L'aven ou le gouffre était appelé par les fermiers du voisinage « trou de l’Obœuf ». Le nom de gouffre du Caladaïre a été donné en 1945 en raison des restes humains trouvés au fond du premier puits. Ces restes furent attribués, par les habitants du pays, à un cantonnier (caladaïre en patois) disparu mystérieusement au siècle dernier[1].
Spéléométrie
Géologie
L’aven s'ouvre dans les calcaires du Barrémien.
Historique
En 1879, l’aven du Caladaïre est pointé sur la carte de Marius Bouvier. Les premiers repérages ont lieu en 1942 par les Éclaireurs de France (EdF) d’Apt, puis en 1944 Jean Marty et Pierre Servel d’Apt (Clan « Lei Collo Cremado », EdF) sondent l’aven à -62 m. La cote -10 m est atteinte en 1945 par Jean Marty, les EdF et la Société Spéléologique d'Avignon (SSA) atteignent la cote -220 en 1946, -313 en 1947, -470 en 1948, -487 en 1949[N 1]. La reprise des explorations intervient en 1964 avec la Société Spéléologique d'Avignon (SSA) qui s’arrête à -518, puis à -640 en 1965 et touche le fond en 1966 à la cote -667 m [3]. De 1975 à 1977, les spéléologues de Cavaillon, Vedène et Toulon découvrent des prolongements par escalade. De 1984 à 1987, la SSA explore divers réseaux situés entre les cotes -170 et -320 m.
Traçages
Malgré un faible débit, une coloration est tentée le à la cote -445 m avec 50 kg d’uranine. Le colorant est sorti 92 jours plus tard à la fontaine de Vaucluse[4].
Explorations
L’exploration de l’aven a été réalisée par des expéditions lourdes dont les temps de séjour sous terre ont atteint 145 heures en 1948 et près de 10 jours en 1949. L’exploration du 15 au représente le plus long séjour sous terre jamais effectué (231 heures consécutives), ainsi que le record féminin mondial de descente dans un gouffre (-487) par Geneviève Mazaud du clan Claude Sommer (Paris, EdF) qui faisait partie de l’équipe du fond avec un temps passé sous terre de 222 heures[5].

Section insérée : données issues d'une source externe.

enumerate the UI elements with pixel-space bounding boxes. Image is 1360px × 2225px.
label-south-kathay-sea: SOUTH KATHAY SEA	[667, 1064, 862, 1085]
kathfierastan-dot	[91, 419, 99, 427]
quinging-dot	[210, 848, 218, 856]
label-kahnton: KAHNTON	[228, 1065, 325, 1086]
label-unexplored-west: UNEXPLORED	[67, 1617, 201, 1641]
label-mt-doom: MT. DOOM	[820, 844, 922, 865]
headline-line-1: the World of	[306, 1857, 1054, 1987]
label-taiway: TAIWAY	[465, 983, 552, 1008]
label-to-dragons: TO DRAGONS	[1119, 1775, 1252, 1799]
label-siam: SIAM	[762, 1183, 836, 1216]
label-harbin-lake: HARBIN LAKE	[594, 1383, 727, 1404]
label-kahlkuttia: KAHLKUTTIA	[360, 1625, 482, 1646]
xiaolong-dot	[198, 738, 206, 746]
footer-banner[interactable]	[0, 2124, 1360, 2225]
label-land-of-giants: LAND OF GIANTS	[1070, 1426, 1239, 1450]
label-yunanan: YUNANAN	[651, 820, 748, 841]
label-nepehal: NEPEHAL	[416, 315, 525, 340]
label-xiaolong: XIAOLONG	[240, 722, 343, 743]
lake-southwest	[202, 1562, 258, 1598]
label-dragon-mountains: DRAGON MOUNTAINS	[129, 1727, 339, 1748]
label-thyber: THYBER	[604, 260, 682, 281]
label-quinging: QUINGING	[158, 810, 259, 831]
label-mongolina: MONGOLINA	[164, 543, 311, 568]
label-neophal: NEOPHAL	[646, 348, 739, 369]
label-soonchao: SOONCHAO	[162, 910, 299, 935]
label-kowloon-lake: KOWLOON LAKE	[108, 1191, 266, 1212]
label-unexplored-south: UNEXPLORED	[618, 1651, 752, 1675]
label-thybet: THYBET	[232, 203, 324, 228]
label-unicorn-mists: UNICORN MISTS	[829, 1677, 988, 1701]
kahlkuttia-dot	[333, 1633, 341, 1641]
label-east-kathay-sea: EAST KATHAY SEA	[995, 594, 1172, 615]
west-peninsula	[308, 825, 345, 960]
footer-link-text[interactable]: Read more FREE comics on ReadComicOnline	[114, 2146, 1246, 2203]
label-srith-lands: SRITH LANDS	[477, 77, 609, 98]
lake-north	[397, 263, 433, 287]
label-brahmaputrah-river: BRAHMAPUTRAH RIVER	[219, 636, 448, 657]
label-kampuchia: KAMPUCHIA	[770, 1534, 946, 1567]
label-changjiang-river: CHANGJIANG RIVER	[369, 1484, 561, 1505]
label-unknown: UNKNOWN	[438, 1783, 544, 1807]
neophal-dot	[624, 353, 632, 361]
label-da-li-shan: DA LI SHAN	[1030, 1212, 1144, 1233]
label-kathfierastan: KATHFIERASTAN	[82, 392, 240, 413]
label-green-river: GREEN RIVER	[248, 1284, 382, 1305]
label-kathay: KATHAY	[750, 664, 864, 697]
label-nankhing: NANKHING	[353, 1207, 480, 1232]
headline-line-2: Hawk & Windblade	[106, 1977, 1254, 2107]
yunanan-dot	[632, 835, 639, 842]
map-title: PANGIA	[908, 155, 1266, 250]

Le record féminin de durée sous terre est porté à 269 heures en 1955 dans le gouffre du Caladaïre par Brigitte Léger du clan du Moulin Vert (Paris, EdF)[5].
Au cours de l’expédition de Pâques 1948, « une rupture d’agrès projeta un routier de 14 mètres de haut. Sa chute fut heureusement amortie par une flaque d’eau d’une vingtaine de centimètres, mais n’empêcha pas celui-ci de se fracturer le bassin et un coude. La remontée fut extrêmement pénible puisqu'elle dura 26 heures à tirer ce malheureux, inconscient, grâce à une piqûre de morphine »[6].
Explorations des réseaux des Rognons (de -270 à -320 m) et du Monopoly (de -170 à -220 m) par la SSA entre 1984 et 1987[7].
Film
Les Éclaireurs de France y ont réalisé un film : « Le gouffre du Caladaïre et la grotte de Lombrives (35 et 16 mm) »[8].
La Société Spéléologique d'Avignon a réalisé un diaporama projeté le 14-4-1968 lors du XIe congrès régional du CSAPCAC[9].